From the outset, it is clear that the marriage was a strange arrangement. Eli, the groom is absent at his own traditional marriage ceremony. Afi, the naïve seamstress who has lived most of her life in rural Ghana is married off to an older more sophisticated man she hardly knew, and had barely met. She wonders about her future, this problem she has been selected to solve and worries about even meeting up to the requirements of being a wife to a Ganyo. Her doubts are mediated, for the most part, by the palpable joy of her mother, the reassurance of Aunty and the other Ganyos (Yaya and Richard) and the encouragement of her closest cousin, Mawusi.
After moving to Accra where her husband lives, she is esconced in a fancy apartment where she was to wait for her husband to come to her. It will be many weeks before he appears. During this time, Afi, leverages the Ganyo connections to begin attending a fashion design school to fulfil her dreams. When Eli finally shows up, appearing first at intervals and then more frequently, they fall into a fairytale romance which leads to her becoming pregnant. While Afi had succeeded in establishing herself as Elikem Ganyo’s wife, even bearing him a son, she never succeeded at the other mission of taking the Liberian mistress out of the picture. Indeed, Muna continued to live with him, in his main house.
Afi must take brave but decisive actions to force Elikem’s hand and change the situation, ensuirng she moves into the main house to take her position as his wife. For a period, after the birth of their son, it seemed she was living the fairy tale life, graduating from her design school, starting her own outlet while enjoying the love and care of her husband. An incident will however bring her to the sudden realisation that she was living a lie forcing her to make even braver decisions to assert herself and break free from the emotional entanglements and deceit that had left her living to fulfil the desires of others.
Peace Medie in this exciting debut delivers at once, an exciting and compelling story complete with humour, love and the many ramification of life in contemporary Ghana while also highlighting the many other challenges of life on the continent including sexism, classism and patriarchy. It is also a story about the influence of our extended families, the idea of having a duty to family and how money can dramatically transform people’s lives.
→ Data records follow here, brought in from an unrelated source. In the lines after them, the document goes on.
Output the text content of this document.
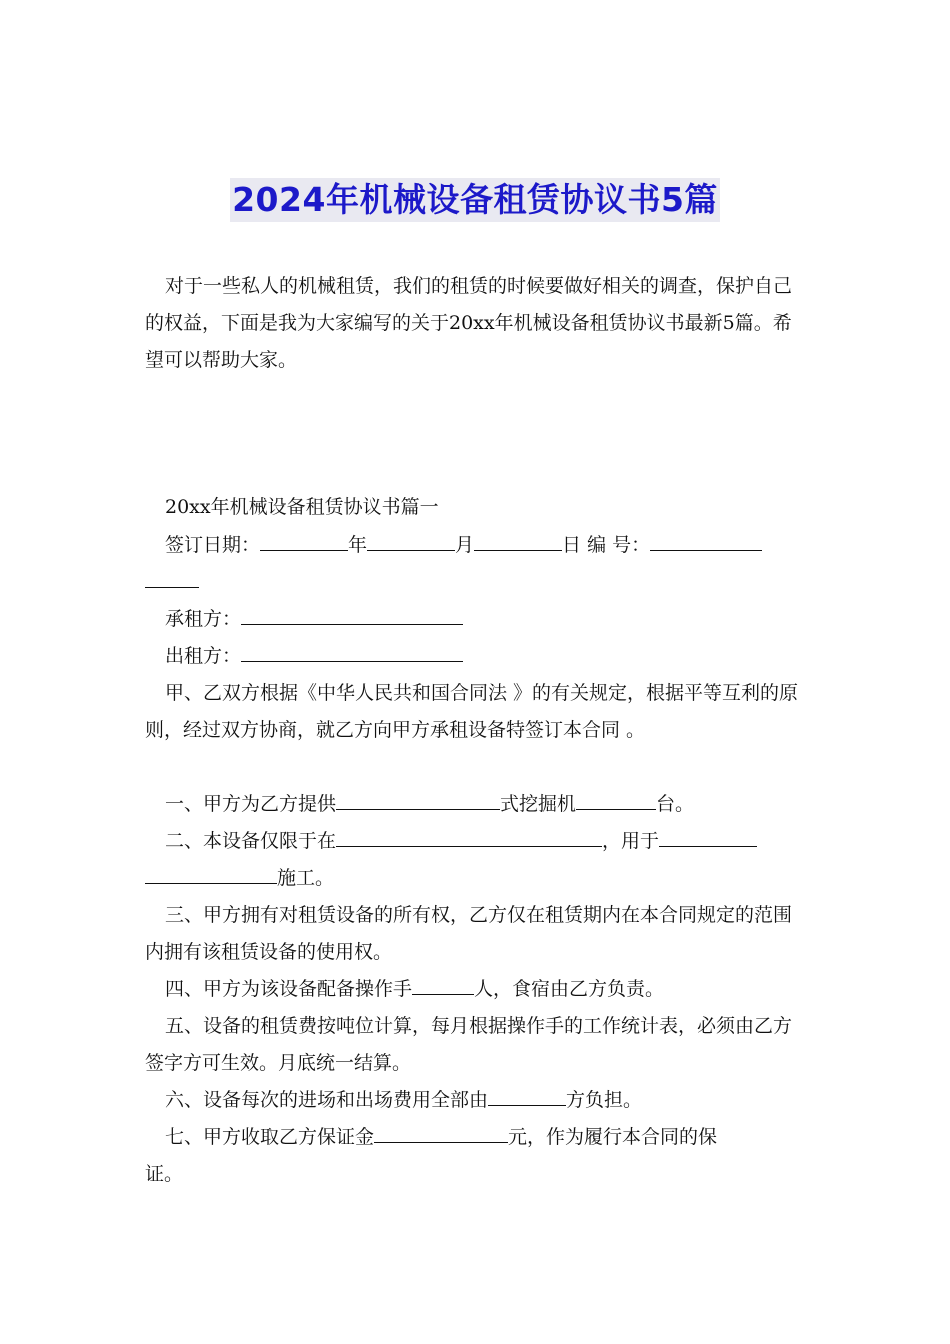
2024年机械设备租赁协议书5篇

对于一些私人的机械租赁，我们的租赁的时候要做好相关的调查，保护自己的权益，下面是我为大家编写的关于20xx年机械设备租赁协议书最新5篇。希望可以帮助大家。

20xx年机械设备租赁协议书篇一
签订日期：	年	月	日 编 号：
承租方：
出租方：

甲、乙双方根据《中华人民共和国合同法 》的有关规定，根据平等互利的原则，经过双方协商，就乙方向甲方承租设备特签订本合同 。

一、甲方为乙方提供	式挖掘机	台。
二、本设备仅限于在	，用于
施工。

三、甲方拥有对租赁设备的所有权，乙方仅在租赁期内在本合同规定的范围内拥有该租赁设备的使用权。

四、甲方为该设备配备操作手	人，食宿由乙方负责。

五、设备的租赁费按吨位计算，每月根据操作手的工作统计表，必须由乙方签字方可生效。月底统一结算。

六、设备每次的进场和出场费用全部由	方负担。
七、甲方收取乙方保证金	元，作为履行本合同的保
证。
The prose is easy and free flowing, delivered in simple but engaging language. The characters are exciting and the transition in Afi’s character from a naïve young lady to a confident woman, determined to live life on her own terms was well handled to Medie’s credit.
Described as the‘Crazy rich Asians for West Africa’, His Only Wife ticks all the right boxes and is a worthy addition to the collection of every keen lover of African stories.
Peace Adze Medie | Parresia Publishing, 2020 | 262 pages.